Although the SPC judicial interpretations newly enacted in 2015 have clarified that, an expert auxiliary is only allowed to participate in court activities relevant to the concerned professional issues, we have not seen a wide implementation of the new provisions.

  1. Experiments in Intellectual Property Courts

Even though the expert auxiliary system has been introduced for more than 10 years, it is not functioning well as expected for a number of reasons. A notable reason is that, expert auxiliaries are engaged by parties rather than by the court following a formal selection and engagement process. The neutrality of the expert auxiliary is questionable for judges. Another reason is that, both parties are entitled to engage their own expert auxiliaries, and in some cases, the two sides’ experts provide different or conflicting comments. It will cause problems for judges to weigh these conflicting opinions and decide to admit which side’s opinion.

After the three special IP courts were established in Beijing, Shanghai and Guangzhou in late 2014, the system of technical investigator was gradually built up in the IP courts. The technical investigator is a kind of expert auxiliary hired by the court, serving as a technical assistant to judges in technology related IP cases, or the “technical brain” of judges.  The Chinese technical investigator system took reference to similar practices in Japan, South Korea and Taiwan.

A technical investigator is entitled to participate into an entire trial and provide professional opinions for judges. He may be required to propose methods and steps for technology-related evidence investigation, inspection or preservation. He can attend court hearings and raise questions to parties to clarify technical facts. He can provide assistance to judges for engaging forensic appraisal or seeking consultation from other professionals. He may be invited to panel deliberations to give professional opinions on technical facts concerned. But, the technical investigator has no voting right and his opinions in the deliberations are not accessible by parties.

Usually one technical investigator will be assigned for one case on needed basis. Parties are entitled to recuse the assigned technical investigator for statutory reasons. For example, the technical investigator is an interested party or lacks necessary technical background required by the case.

From a recent report of the SPC on the three-year pilot operation of the three IP courts, 61 technical investigators in total have been appointed and have participated in 1144 technology-related cases, providing technical consultation opinions or attending court hearings, which account for 9% of the total technology-related cases docketed within the past three years by the three IP courts.

The technical investigator system is not confined to trials of patent infringement cases, can also be applied to litigations concerning patentability and validity. In the meantime, expert auxiliaries of litigants continue to play active roles in non-technology related IP cases.

Ordinary courts, with IP tribunals, are drawing on the practice of the three IP courts to build up their own technical investigator teams.
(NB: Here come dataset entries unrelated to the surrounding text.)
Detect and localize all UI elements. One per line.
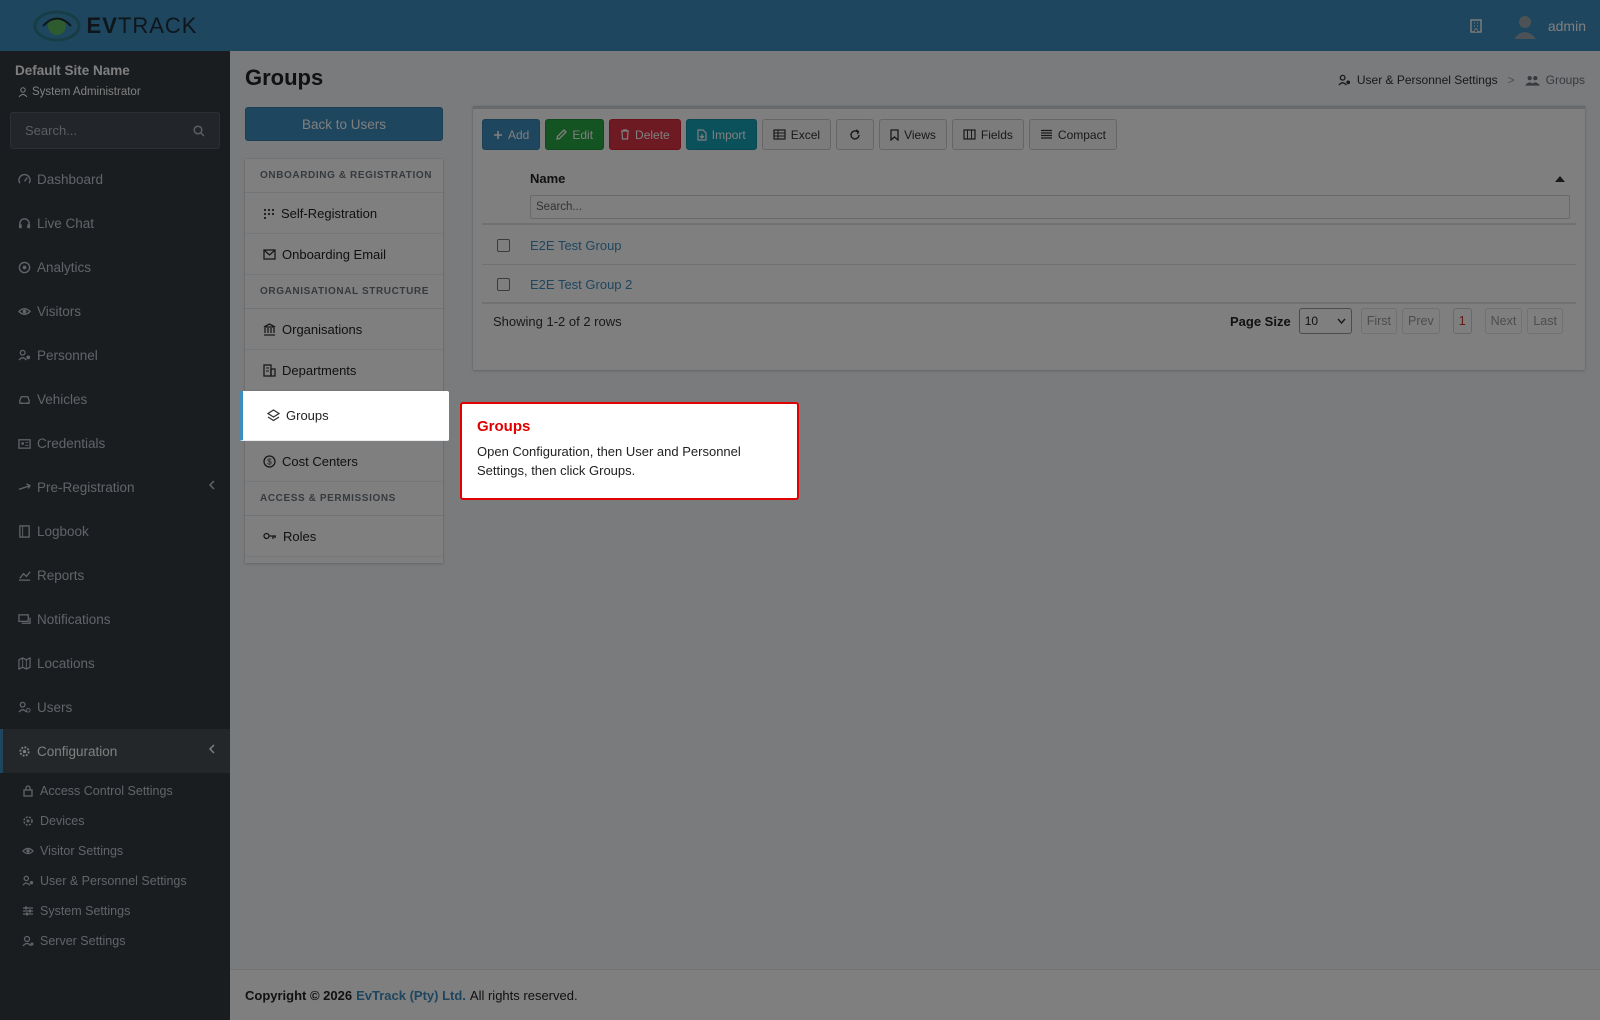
tooltip-body: Open Configuration, then User and Person… [477, 444, 741, 478]
tour-overlay[interactable] [0, 0, 1600, 1020]
settings-item-groups[interactable]: Groups [239, 391, 449, 441]
layers-icon [267, 409, 280, 422]
tour-tooltip: Groups Open Configuration, then User and… [460, 402, 799, 500]
tooltip-title: Groups [477, 418, 531, 435]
This system is developing rapidly.

  1. Summary Conclusions

For years, China courts have developed a few systems, aiming to improve their capacity of dealing with technical issues, such as the forensic appraisal system, the expert auxiliary system, and the technical investigator system. They are all of significant meaning to the whole frame. The forensic appraisal system was observed some downsides. The expert auxiliary system was introduced to enhance the cross-examination capacity of litigants but has limited practice. The technical investigator system was recently established, but is under a rapid expansion. With the presence of the technical investigator, the testimony of an expert auxiliary will have a more probable value. Chinese courts are expected to make more persuasive judgments on patent cases with less controversy on identification of technical issues.